Wertermittlung Haus – wie Sie es richtig machen, zeigt Ihnen der Profimakler Hakan Citak, Es gibt viele Beweggründe, sein Haus privat verkaufen zu wollen – oder sogar zu müssen. Sei es, dass die Ehe endgültig in die Brüche gegangen ist, die Immobilie geerbt wurde oder aus Altersgründen ein stolperfallenloses, pflegeleichtes Zuhause gesucht wird etc. Was immer die Initialzündung für Ihre Entscheidung ist: Ihr Vorsatz, den Weg des Verkaufes ohne die Routine eines Maklers zu managen, ist verständlich. Und auch wagemutig, weil er steinig ist.

Dabei ist der größte Felsbrocken den Hauswert selbst ermitteln zu wollen, sprich: die adäquate, marktgerechte Bestimmung des Verkehrswertes und damit des Angebotspreises. Wenn Sie hier nicht gründlich und mit dem nötigen Hintergrundwissen arbeiten, werden Sie – wie so viele Privatverkäufer es aus Unkenntnis tun – eher die wertmindernden Details übersehen, dafür aber die wertsteigernden Aspekte in den Vordergrund stellen. Letztere fließen dann meist aus subjektiver Sicht ein, haben objektiv jedoch keinerlei Bedeutung für die realistische Wertermittlung.

Das niederschmetternde Resultat: Sie gehen ein hohes Risiko ein, Ihr Vermögen aufs Spiel zu setzen oder Ihre Immobilie wird zum Klotz am Bein, weil Sie die Summe, die Sie auf Ihrem Konto sehen wollen, unter- oder übertreiben.

Wertermittlung Haus – wenn Sie jetzt sagen: „Das muss ich nicht haben“, dann gehen Sie doch einfach so vor:

Nutzen Sie die Immobilien-Raffinesse Ihres erfahrenen ImmoCoaches Hakan Citak und durchschauen Sie mit seinem roten Faden das knifflige Procedere „Wertermittlung Haus“ bis ins letzte, wichtige Detail:

Der Unterschied zwischen dem richtigen Wert und dem beinahe richtigen ist derselbe wie zwischen dem Blitz und einem Glühwürmchen.
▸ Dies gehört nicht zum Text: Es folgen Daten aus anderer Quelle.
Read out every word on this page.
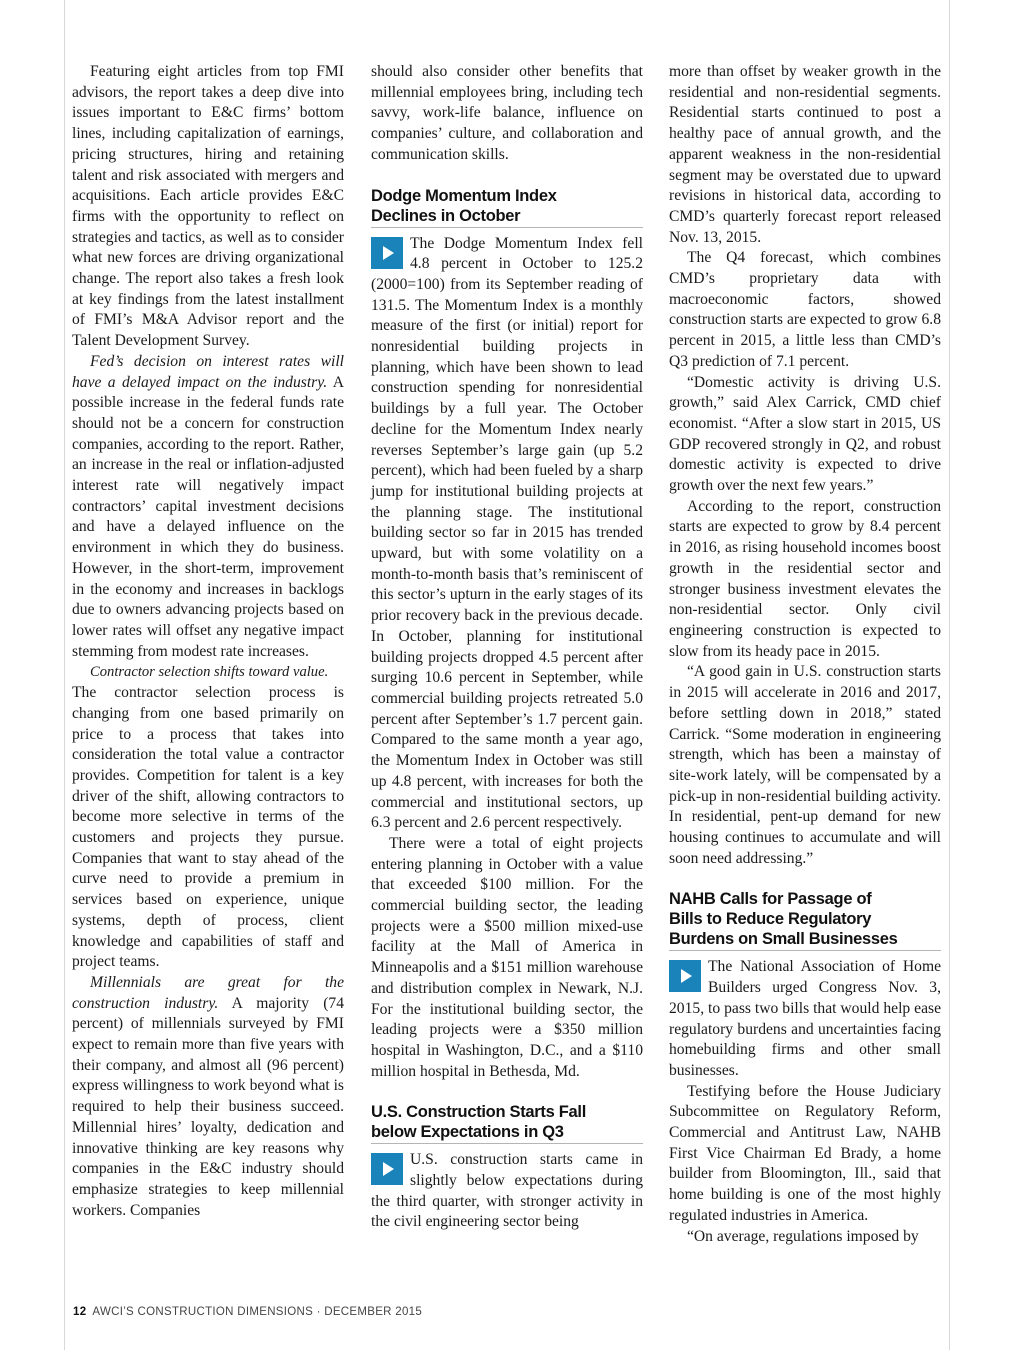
Featuring eight articles from top FMI advisors, the report takes a deep dive into issues important to E&C firms’ bottom lines, including capitalization of earnings, pricing structures, hiring and retaining talent and risk associated with mergers and acquisitions. Each article provides E&C firms with the opportunity to reflect on strategies and tactics, as well as to consider what new forces are driving organizational change. The report also takes a fresh look at key findings from the latest installment of FMI’s M&A Advisor report and the Talent Development Survey.

Fed’s decision on interest rates will have a delayed impact on the industry. A possible increase in the federal funds rate should not be a concern for construction companies, according to the report. Rather, an increase in the real or inflation-adjusted interest rate will negatively impact contractors’ capital investment decisions and have a delayed influence on the environment in which they do business. However, in the short-term, improvement in the economy and increases in backlogs due to owners advancing projects based on lower rates will offset any negative impact stemming from modest rate increases.

Contractor selection shifts toward value.
The contractor selection process is changing from one based primarily on price to a process that takes into consideration the total value a contractor provides. Competition for talent is a key driver of the shift, allowing contractors to become more selective in terms of the customers and projects they pursue. Companies that want to stay ahead of the curve need to provide a premium in services based on experience, unique systems, depth of process, client knowledge and capabilities of staff and project teams.

Millennials are great for the construction industry. A majority (74 percent) of millennials surveyed by FMI expect to remain more than five years with their company, and almost all (96 percent) express willingness to work beyond what is required to help their business succeed. Millennial hires’ loyalty, dedication and innovative thinking are key reasons why companies in the E&C industry should emphasize strategies to keep millennial workers. Companies

should also consider other benefits that millennial employees bring, including tech savvy, work-life balance, influence on companies’ culture, and collaboration and communication skills.

Dodge Momentum Index
Declines in October

The Dodge Momentum Index fell 4.8 percent in October to 125.2 (2000=100) from its September reading of 131.5. The Momentum Index is a monthly measure of the first (or initial) report for nonresidential building projects in planning, which have been shown to lead construction spending for nonresidential buildings by a full year. The October decline for the Momentum Index nearly reverses September’s large gain (up 5.2 percent), which had been fueled by a sharp jump for institutional building projects at the planning stage. The institutional building sector so far in 2015 has trended upward, but with some volatility on a month-to-month basis that’s reminiscent of this sector’s upturn in the early stages of its prior recovery back in the previous decade. In October, planning for institutional building projects dropped 4.5 percent after surging 10.6 percent in September, while commercial building projects retreated 5.0 percent after September’s 1.7 percent gain. Compared to the same month a year ago, the Momentum Index in October was still up 4.8 percent, with increases for both the commercial and institutional sectors, up 6.3 percent and 2.6 percent respectively.

There were a total of eight projects entering planning in October with a value that exceeded $100 million. For the commercial building sector, the leading projects were a $500 million mixed-use facility at the Mall of America in Minneapolis and a $151 million warehouse and distribution complex in Newark, N.J. For the institutional building sector, the leading projects were a $350 million hospital in Washington, D.C., and a $110 million hospital in Bethesda, Md.

U.S. Construction Starts Fall
below Expectations in Q3

U.S. construction starts came in slightly below expectations during the third quarter, with stronger activity in the civil engineering sector being

more than offset by weaker growth in the residential and non-residential segments. Residential starts continued to post a healthy pace of annual growth, and the apparent weakness in the non-residential segment may be overstated due to upward revisions in historical data, according to CMD’s quarterly forecast report released Nov. 13, 2015.

The Q4 forecast, which combines CMD’s proprietary data with macroeconomic factors, showed construction starts are expected to grow 6.8 percent in 2015, a little less than CMD’s Q3 prediction of 7.1 percent.

“Domestic activity is driving U.S. growth,” said Alex Carrick, CMD chief economist. “After a slow start in 2015, US GDP recovered strongly in Q2, and robust domestic activity is expected to drive growth over the next few years.”

According to the report, construction starts are expected to grow by 8.4 percent in 2016, as rising household incomes boost growth in the residential sector and stronger business investment elevates the non-residential sector. Only civil engineering construction is expected to slow from its heady pace in 2015.

“A good gain in U.S. construction starts in 2015 will accelerate in 2016 and 2017, before settling down in 2018,” stated Carrick. “Some moderation in engineering strength, which has been a mainstay of site-work lately, will be compensated by a pick-up in non-residential building activity. In residential, pent-up demand for new housing continues to accumulate and will soon need addressing.”

NAHB Calls for Passage of
Bills to Reduce Regulatory
Burdens on Small Businesses

The National Association of Home Builders urged Congress Nov. 3, 2015, to pass two bills that would help ease regulatory burdens and uncertainties facing homebuilding firms and other small businesses.

Testifying before the House Judiciary Subcommittee on Regulatory Reform, Commercial and Antitrust Law, NAHB First Vice Chairman Ed Brady, a home builder from Bloomington, Ill., said that home building is one of the most highly regulated industries in America.

“On average, regulations imposed by

12 AWCI’S CONSTRUCTION DIMENSIONS · DECEMBER 2015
Die Krux beim „Verkehrswert Haus berechnen“ beginnt allein schon damit, dass jedes Haus aus anderem Holz geschnitzt ist. Das betrifft nicht nur Konstruktion, Ausstattung und Grundstück, sondern zahlreiche andere Rahmenbedingungen, die allesamt von hoher Relevanz sind, um die Wertermittlung auch zu 100 % korrekt durchzuführen.

Darüber hinaus ist es wichtig für Sie zu wissen, nach welchem Prinzip der Deutschen Wertermittlungsrichtlinien Sie am besten vorgehen sollten, um eine akkurate „Wertermittlung Haus“ vornehmen zu können.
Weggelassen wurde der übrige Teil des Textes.